Just a thought ... can the terminal server be configured so that it doesn't assert RTS unless a host has a TCP/IP connection to the port?

If so, then so long as your program doesn't open connections to both ports simultaneously, you shouldn't have any conflicts on the wire.

Regards,
Jeremy Begg

Re: Reverse TELNET and modem control signals

Can't be bothered with shades of meaning of 'works', 'is supported', etc. Here's what I've heard from Lantronix: (1) The RTS pin on the EDS32PR can't be controlled at the moment, but they plan to introduce support for a protocol named RFC 2217, probably at end of 2011 which is too late for me. (2) The DTR output pin, which I could connect to the RTS input on my modems, can be set up to be asserted only when the port is connected. I'm not sure at this stage what exactly is meant by 'the port is connected' but I will be experimenting. Sounds like a bit of a software redesign will be needed so this may take me some time, will report back when possible.

Re: Reverse TELNET and modem control signals

Later.... early experiments seem to show that 'the port is connected' just means that an OpenVMS application has a VMS channel assigned to the reverse Telnet device (e.g. TNA101). This may be not be too bad after all.

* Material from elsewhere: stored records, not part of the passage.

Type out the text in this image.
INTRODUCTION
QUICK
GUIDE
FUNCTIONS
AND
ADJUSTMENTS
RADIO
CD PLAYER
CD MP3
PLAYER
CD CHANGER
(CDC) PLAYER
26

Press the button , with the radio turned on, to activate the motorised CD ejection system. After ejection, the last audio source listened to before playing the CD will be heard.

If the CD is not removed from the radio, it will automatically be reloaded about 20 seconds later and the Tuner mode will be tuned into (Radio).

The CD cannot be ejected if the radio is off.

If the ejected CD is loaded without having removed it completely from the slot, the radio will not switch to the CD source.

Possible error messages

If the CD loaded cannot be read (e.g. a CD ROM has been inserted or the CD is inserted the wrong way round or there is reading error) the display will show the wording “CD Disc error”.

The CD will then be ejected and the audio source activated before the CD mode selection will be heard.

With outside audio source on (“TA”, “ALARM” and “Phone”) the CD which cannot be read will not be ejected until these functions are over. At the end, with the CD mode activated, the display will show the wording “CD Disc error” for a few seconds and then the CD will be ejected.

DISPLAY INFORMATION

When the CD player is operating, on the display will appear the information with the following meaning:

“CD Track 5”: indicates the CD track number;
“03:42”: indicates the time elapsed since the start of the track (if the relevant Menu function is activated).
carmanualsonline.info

Thanks to all for your help.
Hoff
Honored Contributor

Re: Reverse TELNET and modem control signals

If you're not locked into that network connection and that terminal server as part of your implementation, then a USB modem or USB serial might be an option.

http://labs.hoffmanlabs.com/node/512

Unsupported, but might well work for your needs.

Another option is to use a different operating system as a gateway, and connect (in or out) via that. (If an operating system doesn't provide what you need, use one that does.)